Starting Life Twice | Teen Ink

Starting Life Twice

May 26, 2008
By Anonymous

Starting Life Twice

The day my dad moved out was a day I will never forget. It was a warm day in April and I had just gotten home form school. There were boxes in the driveway and only my mom was home. I went inside to find her crying. I asked what was wrong and she said, “Daddy doesn’t live here anymore, he’s moving out.” I didn’t know what to do. I was only eleven and I didn’t know what to think of all this. My life was about to change drastically.

When I was younger, I thought I would never have to deal with divorce. I thought my parents would be together for the rest of their lives. I had no idea of how different life was with divorced parents. I never realized how hard it was to have to live with divorce. I didn’t know how much sadness, pain, and frustration divorce brought on. I hadn’t a clue of the impact this would have on my life.

For quite awhile after my dad left, I didn’t have much of a clue of what was happening, all I knew was that my dad didn’t live with me anymore; I didn’t know where he lived. For about three months, I saw my dad about once or twice a week, for a couple of hours at a time. It was October when I met her. I didn’t know what to make of her. She seemed nice, but I could tell right away that she wasn’t going to be my best friend. I blamed her for taking my daddy away from me. I didn’t really like her, but to make my dad happy, I pretended that I did.

Once I met her, I knew things were going to change… a lot. I learned that they had been living at her house since he had moved away. As time went on, I visited him at his new house more and more. I liked spending time with my dad, but not as much with her. I didn’t really want to get to know her. I did learn that she had two of her own kids. Two boys. Having three boys running around was going to take some time to get used to.

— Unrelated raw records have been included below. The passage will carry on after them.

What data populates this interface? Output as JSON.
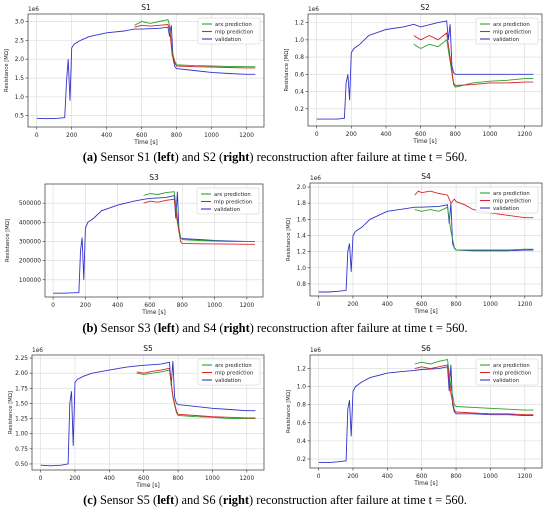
{
  "captions": [
    {
      "label": "(a)",
      "pre": "Sensor S1 (",
      "left": "left",
      "mid": ") and S2 (",
      "right": "right",
      "post": ") reconstruction after failure at time t = 560."
    },
    {
      "label": "(b)",
      "pre": "Sensor S3 (",
      "left": "left",
      "mid": ") and S4 (",
      "right": "right",
      "post": ") reconstruction after failure at time t = 560."
    },
    {
      "label": "(c)",
      "pre": "Sensor S5 (",
      "left": "left",
      "mid": ") and S6 (",
      "right": "right",
      "post": ") reconstruction after failure at time t = 560."
    }
  ],
  "chart_data": [
    {
      "type": "line",
      "title": "S1",
      "xlabel": "Time [s]",
      "ylabel": "Resistance [MΩ]",
      "offset_text": "1e6",
      "xlim": [
        -50,
        1300
      ],
      "xticks": [
        0,
        200,
        400,
        600,
        800,
        1000,
        1200
      ],
      "ylim": [
        0.2,
        3.2
      ],
      "yticks": [
        0.5,
        1.0,
        1.5,
        2.0,
        2.5,
        3.0
      ],
      "ytick_labels": [
        "0.5",
        "1.0",
        "1.5",
        "2.0",
        "2.5",
        "3.0"
      ],
      "grid": true,
      "legend": "top-right",
      "series": [
        {
          "name": "arx prediction",
          "color": "#2ca02c",
          "x": [
            560,
            600,
            650,
            700,
            750,
            760,
            775,
            790,
            800,
            900,
            1000,
            1100,
            1200,
            1250
          ],
          "y": [
            2.9,
            3.0,
            2.95,
            3.0,
            3.05,
            2.9,
            2.2,
            1.95,
            1.85,
            1.83,
            1.82,
            1.81,
            1.8,
            1.8
          ]
        },
        {
          "name": "mlp prediction",
          "color": "#d62728",
          "x": [
            560,
            600,
            650,
            700,
            750,
            760,
            775,
            790,
            800,
            900,
            1000,
            1100,
            1200,
            1250
          ],
          "y": [
            2.85,
            2.9,
            2.88,
            2.9,
            2.92,
            2.8,
            2.1,
            1.9,
            1.82,
            1.8,
            1.79,
            1.78,
            1.77,
            1.77
          ]
        },
        {
          "name": "validation",
          "color": "#3333cc",
          "x": [
            0,
            60,
            120,
            160,
            170,
            180,
            190,
            200,
            215,
            250,
            300,
            400,
            500,
            560,
            600,
            700,
            750,
            760,
            770,
            780,
            790,
            800,
            900,
            1000,
            1100,
            1200,
            1250
          ],
          "y": [
            0.43,
            0.42,
            0.43,
            0.45,
            1.4,
            2.0,
            0.9,
            2.3,
            2.4,
            2.5,
            2.6,
            2.7,
            2.75,
            2.8,
            2.8,
            2.82,
            2.85,
            2.6,
            2.9,
            2.0,
            1.8,
            1.75,
            1.7,
            1.65,
            1.62,
            1.6,
            1.6
          ]
        }
      ]
    },
    {
      "type": "line",
      "title": "S2",
      "xlabel": "Time [s]",
      "ylabel": "Resistance [MΩ]",
      "offset_text": "1e6",
      "xlim": [
        -50,
        1300
      ],
      "xticks": [
        0,
        200,
        400,
        600,
        800,
        1000,
        1200
      ],
      "ylim": [
        0.0,
        1.3
      ],
      "yticks": [
        0.2,
        0.4,
        0.6,
        0.8,
        1.0,
        1.2
      ],
      "ytick_labels": [
        "0.2",
        "0.4",
        "0.6",
        "0.8",
        "1.0",
        "1.2"
      ],
      "grid": true,
      "legend": "top-right",
      "series": [
        {
          "name": "arx prediction",
          "color": "#2ca02c",
          "x": [
            560,
            600,
            650,
            700,
            750,
            770,
            790,
            800,
            900,
            1000,
            1100,
            1200,
            1250
          ],
          "y": [
            0.95,
            0.9,
            0.95,
            0.92,
            1.0,
            0.75,
            0.48,
            0.45,
            0.5,
            0.52,
            0.53,
            0.55,
            0.55
          ]
        },
        {
          "name": "mlp prediction",
          "color": "#d62728",
          "x": [
            560,
            600,
            650,
            700,
            750,
            770,
            790,
            800,
            900,
            1000,
            1100,
            1200,
            1250
          ],
          "y": [
            1.05,
            1.0,
            1.05,
            1.0,
            1.08,
            0.8,
            0.5,
            0.47,
            0.48,
            0.5,
            0.5,
            0.51,
            0.51
          ]
        },
        {
          "name": "validation",
          "color": "#3333cc",
          "x": [
            0,
            60,
            120,
            160,
            170,
            180,
            190,
            200,
            215,
            250,
            300,
            400,
            500,
            560,
            600,
            700,
            750,
            760,
            770,
            780,
            790,
            800,
            900,
            1000,
            1100,
            1200,
            1250
          ],
          "y": [
            0.08,
            0.08,
            0.08,
            0.09,
            0.5,
            0.6,
            0.3,
            0.85,
            0.9,
            0.95,
            1.05,
            1.12,
            1.15,
            1.18,
            1.15,
            1.2,
            1.22,
            1.0,
            1.18,
            0.7,
            0.62,
            0.6,
            0.6,
            0.6,
            0.6,
            0.6,
            0.6
          ]
        }
      ]
    },
    {
      "type": "line",
      "title": "S3",
      "xlabel": "Time [s]",
      "ylabel": "Resistance [MΩ]",
      "offset_text": "",
      "xlim": [
        -50,
        1300
      ],
      "xticks": [
        0,
        200,
        400,
        600,
        800,
        1000,
        1200
      ],
      "ylim": [
        10000,
        600000
      ],
      "yticks": [
        100000,
        200000,
        300000,
        400000,
        500000
      ],
      "ytick_labels": [
        "100000",
        "200000",
        "300000",
        "400000",
        "500000"
      ],
      "grid": true,
      "legend": "top-right",
      "series": [
        {
          "name": "arx prediction",
          "color": "#2ca02c",
          "x": [
            560,
            600,
            650,
            700,
            750,
            770,
            790,
            800,
            900,
            1000,
            1100,
            1200,
            1250
          ],
          "y": [
            540000,
            550000,
            545000,
            555000,
            560000,
            420000,
            320000,
            310000,
            305000,
            302000,
            300000,
            300000,
            300000
          ]
        },
        {
          "name": "mlp prediction",
          "color": "#d62728",
          "x": [
            560,
            600,
            650,
            700,
            750,
            770,
            790,
            800,
            900,
            1000,
            1100,
            1200,
            1250
          ],
          "y": [
            500000,
            510000,
            505000,
            515000,
            520000,
            400000,
            300000,
            290000,
            288000,
            287000,
            286000,
            285000,
            285000
          ]
        },
        {
          "name": "validation",
          "color": "#3333cc",
          "x": [
            0,
            60,
            120,
            160,
            170,
            180,
            190,
            200,
            215,
            250,
            300,
            400,
            500,
            560,
            600,
            700,
            750,
            760,
            770,
            780,
            790,
            800,
            900,
            1000,
            1100,
            1200,
            1250
          ],
          "y": [
            30000,
            30000,
            32000,
            33000,
            250000,
            320000,
            100000,
            370000,
            400000,
            420000,
            460000,
            490000,
            510000,
            520000,
            525000,
            530000,
            540000,
            420000,
            560000,
            350000,
            320000,
            315000,
            310000,
            305000,
            302000,
            300000,
            300000
          ]
        }
      ]
    },
    {
      "type": "line",
      "title": "S4",
      "xlabel": "Time [s]",
      "ylabel": "Resistance [MΩ]",
      "offset_text": "1e6",
      "xlim": [
        -50,
        1300
      ],
      "xticks": [
        0,
        200,
        400,
        600,
        800,
        1000,
        1200
      ],
      "ylim": [
        0.65,
        2.05
      ],
      "yticks": [
        0.8,
        1.0,
        1.2,
        1.4,
        1.6,
        1.8,
        2.0
      ],
      "ytick_labels": [
        "0.8",
        "1.0",
        "1.2",
        "1.4",
        "1.6",
        "1.8",
        "2.0"
      ],
      "grid": true,
      "legend": "top-right",
      "series": [
        {
          "name": "arx prediction",
          "color": "#2ca02c",
          "x": [
            560,
            600,
            650,
            700,
            750,
            770,
            790,
            800,
            900,
            1000,
            1100,
            1200,
            1250
          ],
          "y": [
            1.72,
            1.7,
            1.72,
            1.7,
            1.75,
            1.45,
            1.25,
            1.22,
            1.22,
            1.22,
            1.22,
            1.23,
            1.23
          ]
        },
        {
          "name": "mlp prediction",
          "color": "#d62728",
          "x": [
            560,
            580,
            600,
            650,
            700,
            750,
            770,
            790,
            800,
            850,
            900,
            1000,
            1100,
            1200,
            1250
          ],
          "y": [
            1.9,
            1.95,
            1.93,
            1.95,
            1.92,
            1.9,
            1.8,
            1.85,
            1.82,
            1.78,
            1.72,
            1.68,
            1.65,
            1.62,
            1.62
          ]
        },
        {
          "name": "validation",
          "color": "#3333cc",
          "x": [
            0,
            60,
            120,
            160,
            170,
            180,
            190,
            200,
            215,
            250,
            300,
            400,
            500,
            560,
            600,
            700,
            750,
            760,
            770,
            780,
            790,
            800,
            900,
            1000,
            1100,
            1200,
            1250
          ],
          "y": [
            0.7,
            0.7,
            0.71,
            0.72,
            1.2,
            1.3,
            0.95,
            1.4,
            1.45,
            1.5,
            1.6,
            1.7,
            1.73,
            1.75,
            1.75,
            1.76,
            1.78,
            1.55,
            1.8,
            1.3,
            1.24,
            1.22,
            1.21,
            1.21,
            1.21,
            1.22,
            1.22
          ]
        }
      ]
    },
    {
      "type": "line",
      "title": "S5",
      "xlabel": "Time [s]",
      "ylabel": "Resistance [MΩ]",
      "offset_text": "1e6",
      "xlim": [
        -50,
        1300
      ],
      "xticks": [
        0,
        200,
        400,
        600,
        800,
        1000,
        1200
      ],
      "ylim": [
        0.4,
        2.3
      ],
      "yticks": [
        0.5,
        0.75,
        1.0,
        1.25,
        1.5,
        1.75,
        2.0,
        2.25
      ],
      "ytick_labels": [
        "0.50",
        "0.75",
        "1.00",
        "1.25",
        "1.50",
        "1.75",
        "2.00",
        "2.25"
      ],
      "grid": true,
      "legend": "top-right",
      "series": [
        {
          "name": "arx prediction",
          "color": "#2ca02c",
          "x": [
            560,
            600,
            650,
            700,
            750,
            770,
            790,
            800,
            900,
            1000,
            1100,
            1200,
            1250
          ],
          "y": [
            2.0,
            1.98,
            2.0,
            2.02,
            2.05,
            1.6,
            1.35,
            1.3,
            1.28,
            1.27,
            1.25,
            1.25,
            1.25
          ]
        },
        {
          "name": "mlp prediction",
          "color": "#d62728",
          "x": [
            560,
            600,
            650,
            700,
            750,
            770,
            790,
            800,
            900,
            1000,
            1100,
            1200,
            1250
          ],
          "y": [
            2.02,
            2.0,
            2.03,
            2.05,
            2.08,
            1.62,
            1.38,
            1.32,
            1.3,
            1.28,
            1.27,
            1.26,
            1.26
          ]
        },
        {
          "name": "validation",
          "color": "#3333cc",
          "x": [
            0,
            60,
            120,
            160,
            170,
            180,
            190,
            200,
            215,
            250,
            300,
            400,
            500,
            560,
            600,
            700,
            750,
            760,
            770,
            780,
            790,
            800,
            900,
            1000,
            1100,
            1200,
            1250
          ],
          "y": [
            0.48,
            0.47,
            0.48,
            0.5,
            1.5,
            1.7,
            0.8,
            1.85,
            1.9,
            1.95,
            2.0,
            2.05,
            2.1,
            2.12,
            2.13,
            2.15,
            2.18,
            1.8,
            2.2,
            1.6,
            1.5,
            1.48,
            1.45,
            1.42,
            1.4,
            1.38,
            1.38
          ]
        }
      ]
    },
    {
      "type": "line",
      "title": "S6",
      "xlabel": "Time [s]",
      "ylabel": "Resistance [MΩ]",
      "offset_text": "1e6",
      "xlim": [
        -50,
        1300
      ],
      "xticks": [
        0,
        200,
        400,
        600,
        800,
        1000,
        1200
      ],
      "ylim": [
        0.1,
        1.35
      ],
      "yticks": [
        0.2,
        0.4,
        0.6,
        0.8,
        1.0,
        1.2
      ],
      "ytick_labels": [
        "0.2",
        "0.4",
        "0.6",
        "0.8",
        "1.0",
        "1.2"
      ],
      "grid": true,
      "legend": "top-right",
      "series": [
        {
          "name": "arx prediction",
          "color": "#2ca02c",
          "x": [
            560,
            600,
            650,
            700,
            750,
            770,
            790,
            800,
            900,
            1000,
            1100,
            1200,
            1250
          ],
          "y": [
            1.25,
            1.27,
            1.25,
            1.28,
            1.3,
            1.0,
            0.8,
            0.78,
            0.77,
            0.76,
            0.75,
            0.74,
            0.74
          ]
        },
        {
          "name": "mlp prediction",
          "color": "#d62728",
          "x": [
            560,
            600,
            650,
            700,
            750,
            770,
            790,
            800,
            900,
            1000,
            1100,
            1200,
            1250
          ],
          "y": [
            1.2,
            1.22,
            1.2,
            1.22,
            1.24,
            0.92,
            0.74,
            0.72,
            0.71,
            0.7,
            0.7,
            0.69,
            0.69
          ]
        },
        {
          "name": "validation",
          "color": "#3333cc",
          "x": [
            0,
            60,
            120,
            160,
            170,
            180,
            190,
            200,
            215,
            250,
            300,
            400,
            500,
            560,
            600,
            700,
            750,
            760,
            770,
            780,
            790,
            800,
            900,
            1000,
            1100,
            1200,
            1250
          ],
          "y": [
            0.16,
            0.16,
            0.17,
            0.18,
            0.75,
            0.85,
            0.45,
            0.95,
            1.0,
            1.05,
            1.1,
            1.15,
            1.17,
            1.18,
            1.19,
            1.2,
            1.22,
            0.95,
            1.24,
            0.8,
            0.72,
            0.7,
            0.7,
            0.69,
            0.69,
            0.68,
            0.68
          ]
        }
      ]
    }
  ]
}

Five months after meeting what seemed to be my dads new family, my dad and her went on vacation for a week. When they got back, I figured out that they had gotten married. They did this without even asking me how I felt about it. I wanted to tell him that I didn’t want him to get married. I wanted to tell him that I didn’t like his new wife. I would’ve told him if I wasn’t so scared that if I told him, he wouldn’t be happy with me. So instead, I just plastered on that familiar fake smile and pretended that I was happy.

Fast forward to Easter of 2006. That morning we—me, my younger brother, and my two younger stepbrothers—were told that my step mom was two months pregnant. I was excited to have a new baby brother running around, but at the same time, I wasn’t. I always thought being the oldest and the only girl out of five kids, I’d be the one to be ignored.
From the time Donovan was born, I knew that he would have a huge impact on my life. Everything changed. Going between my mom’s house, where there was only my brother and I, to my dads, where there are four boys, and me, is such an overwhelming difference it makes everyday life that much more difficult.

My life before the divorce was simple. I didn’t have to worry about things like taking the right bus home or making sure I have all my school stuff at the right house. I’m always scared my dad is going to get mad if he sees through the fake happiness. I always worry about making myself believable, making it seem like I’m happy. All these things are more worries that I have to deal with every week.

Life changes. That’s a fact. However, when you’re not expecting it, it’s hard. At the time, change may seem like the worst thing in the world, but in the end, it could teach you things. If there is one thing that I have learned from my experiences, it is to take advantage of what you have while you have it, because it could be gone in the blink of an eye.